The company was in a position to declare a single bond from Remnant price $20,000.
“It is a very vivid demonstration of why we’d like an improve to the bonding rule,” mentioned Biernoff, the State Land Workplace normal counsel.
Probably the most profitable wells from Grey, Stitzel and Gilmore’s foray into New Mexico’s oil and fuel trade belong to Solis Companions. However even that firm seems prone to leaving them as orphans, because it has about 120 inactive wells on state belief land, in accordance with the State Land Workplace. Its guardian firm, New Period, which is pitching plans for a 3,500-acre AI knowledge heart campus in southeastern New Mexico, mentioned it’s promoting the wells.
“Having enriched themselves with the earnings from Solis Companions’ and Acacia’s oil and fuel manufacturing, the Particular person Defendants are as soon as once more in search of to stroll away from the plugging and remediation prices,” the lawyer normal’s criticism alleged.

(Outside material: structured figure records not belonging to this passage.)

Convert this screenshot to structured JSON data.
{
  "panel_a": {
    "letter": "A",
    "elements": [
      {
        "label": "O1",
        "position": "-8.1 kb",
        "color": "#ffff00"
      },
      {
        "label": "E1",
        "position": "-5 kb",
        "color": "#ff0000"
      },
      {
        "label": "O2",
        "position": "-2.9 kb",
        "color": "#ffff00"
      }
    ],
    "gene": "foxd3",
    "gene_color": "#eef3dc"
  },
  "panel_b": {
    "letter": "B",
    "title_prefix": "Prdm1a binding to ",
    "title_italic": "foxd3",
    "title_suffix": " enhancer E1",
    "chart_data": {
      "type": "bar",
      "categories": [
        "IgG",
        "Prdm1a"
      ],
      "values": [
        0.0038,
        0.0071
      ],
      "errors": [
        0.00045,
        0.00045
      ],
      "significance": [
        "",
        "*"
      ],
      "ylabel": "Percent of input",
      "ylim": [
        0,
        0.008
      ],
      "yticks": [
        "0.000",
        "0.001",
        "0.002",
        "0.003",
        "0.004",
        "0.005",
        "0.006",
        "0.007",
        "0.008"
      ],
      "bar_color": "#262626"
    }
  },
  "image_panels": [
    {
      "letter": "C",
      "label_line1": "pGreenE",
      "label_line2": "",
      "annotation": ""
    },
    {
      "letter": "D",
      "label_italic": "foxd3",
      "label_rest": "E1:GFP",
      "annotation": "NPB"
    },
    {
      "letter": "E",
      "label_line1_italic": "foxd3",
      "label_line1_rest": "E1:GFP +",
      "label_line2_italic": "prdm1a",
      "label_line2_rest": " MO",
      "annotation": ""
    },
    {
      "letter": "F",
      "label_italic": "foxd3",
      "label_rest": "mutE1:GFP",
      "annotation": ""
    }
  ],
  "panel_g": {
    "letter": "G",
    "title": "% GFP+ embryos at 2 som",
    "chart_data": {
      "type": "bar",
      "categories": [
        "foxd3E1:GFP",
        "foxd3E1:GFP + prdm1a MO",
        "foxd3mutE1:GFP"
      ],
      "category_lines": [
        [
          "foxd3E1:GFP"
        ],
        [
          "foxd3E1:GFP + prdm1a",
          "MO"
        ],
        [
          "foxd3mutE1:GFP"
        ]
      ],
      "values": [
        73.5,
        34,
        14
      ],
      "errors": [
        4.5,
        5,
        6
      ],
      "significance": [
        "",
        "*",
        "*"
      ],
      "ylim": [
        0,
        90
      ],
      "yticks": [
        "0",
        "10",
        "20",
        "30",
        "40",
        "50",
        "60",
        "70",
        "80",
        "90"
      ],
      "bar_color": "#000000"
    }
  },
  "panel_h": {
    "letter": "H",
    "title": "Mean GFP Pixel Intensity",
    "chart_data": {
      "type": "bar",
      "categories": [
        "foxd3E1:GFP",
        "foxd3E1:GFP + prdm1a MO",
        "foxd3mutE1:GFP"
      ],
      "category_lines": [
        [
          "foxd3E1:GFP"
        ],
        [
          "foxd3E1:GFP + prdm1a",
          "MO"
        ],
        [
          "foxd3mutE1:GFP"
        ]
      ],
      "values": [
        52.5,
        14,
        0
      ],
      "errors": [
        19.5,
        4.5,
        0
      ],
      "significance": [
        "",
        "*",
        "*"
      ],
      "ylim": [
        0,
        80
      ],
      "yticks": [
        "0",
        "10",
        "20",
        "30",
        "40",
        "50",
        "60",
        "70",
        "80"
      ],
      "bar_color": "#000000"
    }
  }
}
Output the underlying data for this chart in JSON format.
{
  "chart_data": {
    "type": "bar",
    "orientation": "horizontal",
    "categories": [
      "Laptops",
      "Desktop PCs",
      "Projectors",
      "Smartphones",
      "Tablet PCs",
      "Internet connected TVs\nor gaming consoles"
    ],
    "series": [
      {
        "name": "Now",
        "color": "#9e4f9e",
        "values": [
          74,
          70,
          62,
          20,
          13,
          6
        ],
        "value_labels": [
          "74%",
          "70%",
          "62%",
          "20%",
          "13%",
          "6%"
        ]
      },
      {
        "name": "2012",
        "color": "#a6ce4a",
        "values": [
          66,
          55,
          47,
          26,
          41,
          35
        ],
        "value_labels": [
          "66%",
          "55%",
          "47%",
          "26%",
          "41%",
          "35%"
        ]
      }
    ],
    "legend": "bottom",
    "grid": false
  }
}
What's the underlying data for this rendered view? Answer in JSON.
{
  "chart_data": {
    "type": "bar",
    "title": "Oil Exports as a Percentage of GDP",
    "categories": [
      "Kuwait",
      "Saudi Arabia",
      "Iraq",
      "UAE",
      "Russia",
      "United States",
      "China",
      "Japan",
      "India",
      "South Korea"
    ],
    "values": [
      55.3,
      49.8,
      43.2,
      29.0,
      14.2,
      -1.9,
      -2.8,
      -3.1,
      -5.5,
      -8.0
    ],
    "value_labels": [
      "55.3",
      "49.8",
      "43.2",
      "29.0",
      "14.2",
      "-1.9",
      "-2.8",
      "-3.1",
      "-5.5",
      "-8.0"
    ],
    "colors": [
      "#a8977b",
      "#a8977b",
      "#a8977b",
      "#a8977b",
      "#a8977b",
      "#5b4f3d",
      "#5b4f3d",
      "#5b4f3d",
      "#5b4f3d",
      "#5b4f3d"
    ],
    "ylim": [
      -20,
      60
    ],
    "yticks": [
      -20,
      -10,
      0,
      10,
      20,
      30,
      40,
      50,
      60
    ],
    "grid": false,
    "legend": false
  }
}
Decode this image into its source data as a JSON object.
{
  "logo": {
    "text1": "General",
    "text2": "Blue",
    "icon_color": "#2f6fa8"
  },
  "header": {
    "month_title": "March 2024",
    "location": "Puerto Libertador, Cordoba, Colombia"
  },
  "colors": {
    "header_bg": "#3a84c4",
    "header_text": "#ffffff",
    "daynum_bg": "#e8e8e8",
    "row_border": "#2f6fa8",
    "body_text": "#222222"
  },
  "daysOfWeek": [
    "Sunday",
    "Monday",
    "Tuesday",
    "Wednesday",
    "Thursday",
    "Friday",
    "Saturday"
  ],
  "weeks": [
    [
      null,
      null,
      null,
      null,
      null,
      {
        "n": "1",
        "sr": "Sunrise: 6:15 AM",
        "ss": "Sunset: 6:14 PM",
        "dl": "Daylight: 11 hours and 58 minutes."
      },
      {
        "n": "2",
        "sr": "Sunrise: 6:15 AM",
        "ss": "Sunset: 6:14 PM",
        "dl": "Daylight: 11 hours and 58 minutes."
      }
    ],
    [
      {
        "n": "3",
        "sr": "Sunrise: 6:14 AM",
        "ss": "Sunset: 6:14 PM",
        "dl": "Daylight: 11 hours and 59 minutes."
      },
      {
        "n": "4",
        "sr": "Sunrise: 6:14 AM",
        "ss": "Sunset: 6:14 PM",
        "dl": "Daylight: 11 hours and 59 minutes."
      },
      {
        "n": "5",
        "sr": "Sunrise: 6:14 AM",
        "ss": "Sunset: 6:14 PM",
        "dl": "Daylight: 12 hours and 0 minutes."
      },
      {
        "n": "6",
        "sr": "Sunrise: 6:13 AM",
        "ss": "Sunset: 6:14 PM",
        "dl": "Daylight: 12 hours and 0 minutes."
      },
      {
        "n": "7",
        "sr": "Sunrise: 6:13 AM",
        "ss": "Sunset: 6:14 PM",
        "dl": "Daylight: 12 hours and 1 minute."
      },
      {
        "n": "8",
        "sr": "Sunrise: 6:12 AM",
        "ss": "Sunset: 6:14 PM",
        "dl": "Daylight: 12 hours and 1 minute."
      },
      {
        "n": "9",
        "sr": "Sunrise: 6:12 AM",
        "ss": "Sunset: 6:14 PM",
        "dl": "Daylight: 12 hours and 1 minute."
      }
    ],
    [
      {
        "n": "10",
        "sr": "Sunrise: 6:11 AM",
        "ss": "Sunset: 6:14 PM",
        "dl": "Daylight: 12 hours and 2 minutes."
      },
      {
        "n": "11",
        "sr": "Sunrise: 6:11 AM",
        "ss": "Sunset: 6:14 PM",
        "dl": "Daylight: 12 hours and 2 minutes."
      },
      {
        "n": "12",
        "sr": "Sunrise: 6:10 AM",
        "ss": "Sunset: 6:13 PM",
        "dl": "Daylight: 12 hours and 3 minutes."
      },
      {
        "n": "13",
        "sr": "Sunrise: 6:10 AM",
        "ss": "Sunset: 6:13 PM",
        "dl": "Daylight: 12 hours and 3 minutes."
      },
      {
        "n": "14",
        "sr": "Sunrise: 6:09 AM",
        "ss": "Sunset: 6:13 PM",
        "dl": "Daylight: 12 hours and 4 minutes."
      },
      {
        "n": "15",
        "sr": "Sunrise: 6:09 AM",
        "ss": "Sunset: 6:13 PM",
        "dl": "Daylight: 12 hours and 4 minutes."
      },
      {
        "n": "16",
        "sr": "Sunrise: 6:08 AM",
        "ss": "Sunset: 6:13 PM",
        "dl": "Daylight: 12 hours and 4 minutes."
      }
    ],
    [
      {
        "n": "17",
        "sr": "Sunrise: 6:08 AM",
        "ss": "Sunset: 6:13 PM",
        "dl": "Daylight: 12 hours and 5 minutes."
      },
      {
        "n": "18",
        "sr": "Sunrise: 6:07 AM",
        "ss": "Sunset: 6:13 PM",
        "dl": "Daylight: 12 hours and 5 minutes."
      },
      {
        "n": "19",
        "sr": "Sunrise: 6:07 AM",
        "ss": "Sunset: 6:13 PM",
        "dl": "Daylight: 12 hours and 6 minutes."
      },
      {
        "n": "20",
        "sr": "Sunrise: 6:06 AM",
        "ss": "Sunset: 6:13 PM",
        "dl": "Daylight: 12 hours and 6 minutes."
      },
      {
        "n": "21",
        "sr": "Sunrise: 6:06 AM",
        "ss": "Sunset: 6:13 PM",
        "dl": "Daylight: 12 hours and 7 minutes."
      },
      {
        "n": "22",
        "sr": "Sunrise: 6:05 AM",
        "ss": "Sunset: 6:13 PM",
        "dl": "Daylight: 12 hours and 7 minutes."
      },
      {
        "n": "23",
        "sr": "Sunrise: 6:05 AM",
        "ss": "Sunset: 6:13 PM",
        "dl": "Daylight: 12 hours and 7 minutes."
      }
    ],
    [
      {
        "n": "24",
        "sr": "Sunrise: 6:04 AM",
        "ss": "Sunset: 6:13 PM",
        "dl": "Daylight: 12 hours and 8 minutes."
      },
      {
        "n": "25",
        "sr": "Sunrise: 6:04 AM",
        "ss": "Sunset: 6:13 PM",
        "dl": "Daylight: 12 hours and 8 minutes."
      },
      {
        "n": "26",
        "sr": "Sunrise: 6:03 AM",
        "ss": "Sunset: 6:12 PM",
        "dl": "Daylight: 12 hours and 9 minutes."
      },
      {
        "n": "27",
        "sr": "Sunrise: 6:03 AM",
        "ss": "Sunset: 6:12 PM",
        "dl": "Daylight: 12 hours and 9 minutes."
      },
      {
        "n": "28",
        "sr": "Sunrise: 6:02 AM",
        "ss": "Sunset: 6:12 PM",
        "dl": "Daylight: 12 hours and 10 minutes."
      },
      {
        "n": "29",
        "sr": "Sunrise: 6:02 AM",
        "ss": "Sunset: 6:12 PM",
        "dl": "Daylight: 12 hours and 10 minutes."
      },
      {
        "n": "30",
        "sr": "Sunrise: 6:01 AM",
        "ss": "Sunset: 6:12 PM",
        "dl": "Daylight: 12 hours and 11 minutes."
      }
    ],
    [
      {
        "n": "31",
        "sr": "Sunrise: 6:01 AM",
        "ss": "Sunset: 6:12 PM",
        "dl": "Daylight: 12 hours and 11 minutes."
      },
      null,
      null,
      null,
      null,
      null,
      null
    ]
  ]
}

Charlie Barrett is an ecologist with environmental group Oilfield Witness who has chronicled air pollution at Remnant’s and Acacia’s wells for years. “They’re previous, they’re simply falling aside,” he mentioned. They’re additionally, he mentioned, emblematic of the small oil and fuel operators that symbolize the ultimate stage of the trade leaving its wells as orphans.
“I want I may say that it’s distinctive,” Barrett mentioned, “but it surely isn’t.”